Heck, sometimes I disagree with myself. I thought it was really cool the Katie Hinde and colleagues used the lactation records of 1.5 million cows together with careful statistical analysis to show that, all else being equal, cows make 2.7% more milk for daughter calves than sons. 2.7% seems like a small effect to me, by multiple definitions. But it’s interesting that the effect was there at all, and that it wasn’t a bias towards sons (as the Trivers-Willard hypothesis would predict). Even if they’d found no effect in either direction, I’d have considered it a good study that was worth doing. As another example, I think it’s worthwhile to try to estimate density dependence as best we can from time series data, even though our estimates often aren’t precise enough to distinguish weak density dependence from density independence (Ziebarth et al. 2012, Knape and de Valpine 2012). As a third example, I think the greatest food chain dynamics experiment of all time is Kaunzinger and Morin 1998, which shows that, under sufficiently-controlled conditions, real food chains behave just like the Oksanen model predicts. I say it’s a great experiment even though–indeed, because–a less-controlled and more “realistic” experiment with multiple species per trophic level, omnivory, etc. would give very different results. It’s an example of my reason #3 for studying “small” effects. But on the other hand, I never understood the now-passed enthusiasm for fluctuating asymmetry, and took the difficulty of detecting it and testing hypotheses about it as a sign that it was a wild goose chase.

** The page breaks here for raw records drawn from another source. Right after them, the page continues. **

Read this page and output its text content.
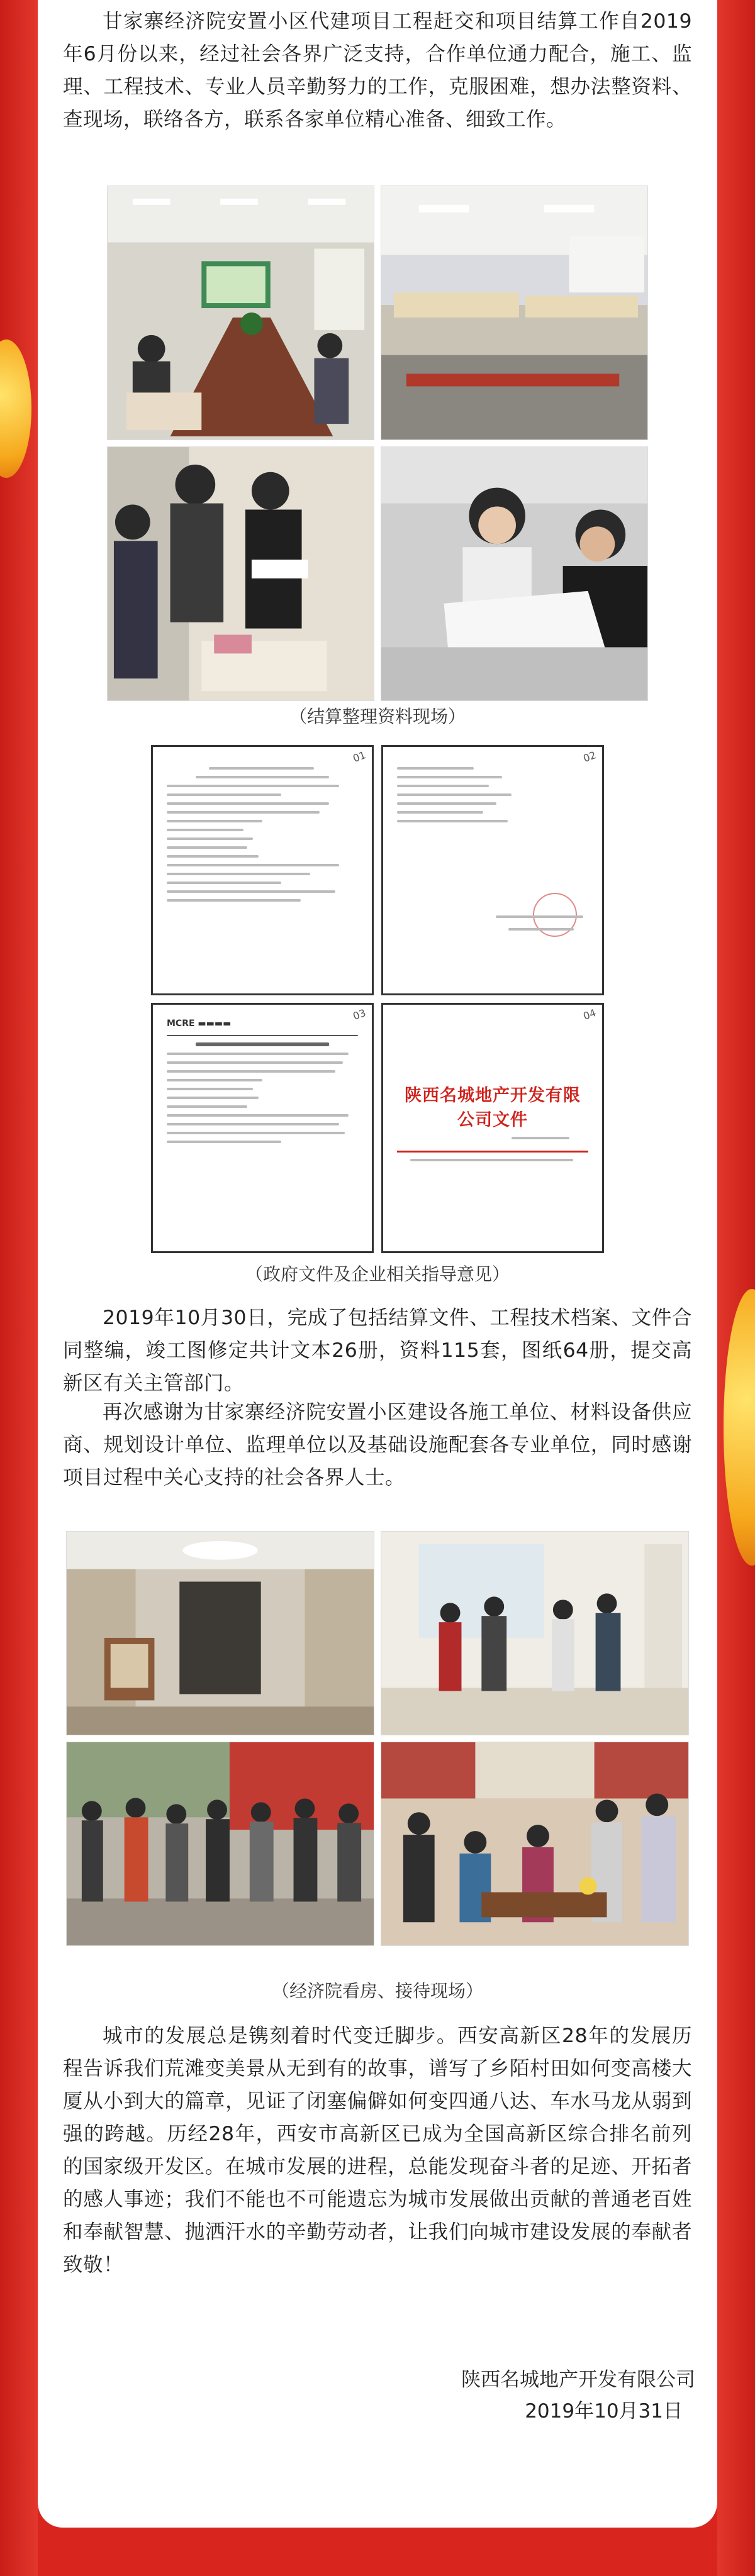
甘家寨经济院安置小区代建项目工程赶交和项目结算工作自2019年6月份以来，经过社会各界广泛支持，合作单位通力配合，施工、监理、工程技术、专业人员辛勤努力的工作，克服困难，想办法整资料、查现场，联络各方，联系各家单位精心准备、细致工作。

（结算整理资料现场）
01	02
03
MCRE ▬▬▬▬
04
陕西名城地产开发有限公司文件
（政府文件及企业相关指导意见）

2019年10月30日，完成了包括结算文件、工程技术档案、文件合同整编，竣工图修定共计文本26册，资料115套，图纸64册，提交高新区有关主管部门。

再次感谢为甘家寨经济院安置小区建设各施工单位、材料设备供应商、规划设计单位、监理单位以及基础设施配套各专业单位，同时感谢项目过程中关心支持的社会各界人士。

（经济院看房、接待现场）

城市的发展总是镌刻着时代变迁脚步。西安高新区28年的发展历程告诉我们荒滩变美景从无到有的故事，谱写了乡陌村田如何变高楼大厦从小到大的篇章，见证了闭塞偏僻如何变四通八达、车水马龙从弱到强的跨越。历经28年，西安市高新区已成为全国高新区综合排名前列的国家级开发区。在城市发展的进程，总能发现奋斗者的足迹、开拓者的感人事迹；我们不能也不可能遗忘为城市发展做出贡献的普通老百姓和奉献智慧、抛洒汗水的辛勤劳动者，让我们向城市建设发展的奉献者致敬！

陕西名城地产开发有限公司
2019年10月31日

Mulling over my contrasting reactions to various studies of small effects, I find that I give a lot of weight to reasons 1-3 for studying small effects (really, they’re reasons to study any effect). With the caveat that studies of small effects place premia on accuracy and precision, and often require cautious interpretation so you don’t fall into the trap heliocentrists fell into. But I dunno–I find it difficult to systematize my reactions to different studies of small effects.
So you tell me: what’s a “small” effect, and when is a small effect worth studying?